N’oublions pas non plus cette façon de montrer que les sens sont impuissants sans le concours de l’esprit (Brihad-Âran.-Up. 1. 5. 3.) :

« De ce qu’on dit — « ma pensée était ailleurs, je n’ai pas vu ; mon esprit était ailleurs, je n’ai pas entendu, » il résulte que c’est par la pensée seulement qu’on voit, c’est par la pensée qu’on entend[1]. »

Mais c’est dans la Chândogya-Upanishad (6. 7. 1-5), que nous trouvons l’exemple le plus curieux de cette sorte de contrôle par l’expérience d’affirmations présentées d’abord dogmatiquement. Uddâlaka Aruni veut que son fils Çvetaketu constate sur lui-même l’exactitude d’une théorie très-matérialiste en apparence qu’il vient développer devant lui et en vertu de laquelle la pensée a pour base la nourriture. Il lui dit :

« L’homme, ô mon ami, est composé de seize parties. Reste quinze jours sans rien manger, mais bois de l’eau à ta guise, car le souffle vital ayant l’eau pour base s’éteindrait si tu ne buvais pas. »

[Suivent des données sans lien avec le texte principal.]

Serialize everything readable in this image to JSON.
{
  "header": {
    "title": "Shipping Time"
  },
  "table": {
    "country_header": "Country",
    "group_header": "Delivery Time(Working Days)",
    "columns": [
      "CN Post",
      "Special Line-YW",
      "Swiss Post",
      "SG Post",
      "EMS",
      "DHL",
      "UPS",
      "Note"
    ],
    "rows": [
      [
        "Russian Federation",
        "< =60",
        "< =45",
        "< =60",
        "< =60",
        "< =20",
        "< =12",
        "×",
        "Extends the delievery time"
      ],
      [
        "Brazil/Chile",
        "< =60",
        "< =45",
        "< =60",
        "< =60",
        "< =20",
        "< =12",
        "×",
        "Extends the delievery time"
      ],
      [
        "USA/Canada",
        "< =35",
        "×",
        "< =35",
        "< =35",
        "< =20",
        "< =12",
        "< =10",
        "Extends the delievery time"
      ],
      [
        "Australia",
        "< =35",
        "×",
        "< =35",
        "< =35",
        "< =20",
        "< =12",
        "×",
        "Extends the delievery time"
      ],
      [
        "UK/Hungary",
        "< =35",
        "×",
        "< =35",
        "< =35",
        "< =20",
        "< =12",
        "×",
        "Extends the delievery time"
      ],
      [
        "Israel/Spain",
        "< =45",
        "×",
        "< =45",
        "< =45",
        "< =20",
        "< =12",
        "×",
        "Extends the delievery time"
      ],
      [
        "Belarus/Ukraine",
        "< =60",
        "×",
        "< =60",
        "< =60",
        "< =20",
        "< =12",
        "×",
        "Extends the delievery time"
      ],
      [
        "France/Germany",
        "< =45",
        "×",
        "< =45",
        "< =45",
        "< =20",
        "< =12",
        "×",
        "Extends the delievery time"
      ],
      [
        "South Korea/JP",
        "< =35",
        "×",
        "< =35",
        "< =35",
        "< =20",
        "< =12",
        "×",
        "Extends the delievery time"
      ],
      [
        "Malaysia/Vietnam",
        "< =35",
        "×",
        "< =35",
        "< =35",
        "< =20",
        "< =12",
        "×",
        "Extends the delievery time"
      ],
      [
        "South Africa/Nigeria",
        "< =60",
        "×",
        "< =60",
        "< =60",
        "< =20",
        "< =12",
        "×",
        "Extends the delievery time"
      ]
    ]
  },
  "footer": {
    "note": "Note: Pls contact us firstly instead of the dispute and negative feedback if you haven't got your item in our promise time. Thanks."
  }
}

Il (Çvetaketu) resta quinze jours sans rien manger, puis il vint près de lui (son père) : — « Que dois-je dire (réciter comme leçon) ? » lui demanda-t-il. — « Les vers du Rig-Veda, du Yajur-Veda et du Sâma-Veda, ô mon ami, » répondit le père. — « Je ne les ai pas présents à l’esprit, dit-il. »

« Uddâlaka lui dit : — « De même, ô mon ami, qu’un seul charbon pas plus gros qu’un khadyota (sorte de mouche luisante), reste d’un grand bûcher, ne donnerait pas beaucoup de chaleur, de même, ô mon ami, il ne te reste qu’une seule partie des seize qui composaient l’homme en toi, et tu ne peux maintenant retenir les Vedas avec elle seule. Mange,

« Et tu me comprendras. » — Il (Çvetaketu) mangea, puis il vint trouver son père et lui fournit (récita) tout ce qu’il lui demanda. Il (Uddâlaka) lui dit : — « De même, ô mon ami, qu’on ferait flamber en le chargeant d’herbes sèches un seul charbon pas plus gros qu’un khadyota qui serait le reste d’un grand bûcher, et que par ce moyen il donnerait beaucoup de chaleur,

« De même, ô mon ami, il n’y avait qu’une seule partie qui restât des seize qui composent l’homme en toi ; l’ayant couverte (fournie) de nourriture, elle a flambé et, grâce à elle, tu retiens maintenant les Vedas. C’est que la pensée, ô mon ami, a pour base la nourriture…[2] »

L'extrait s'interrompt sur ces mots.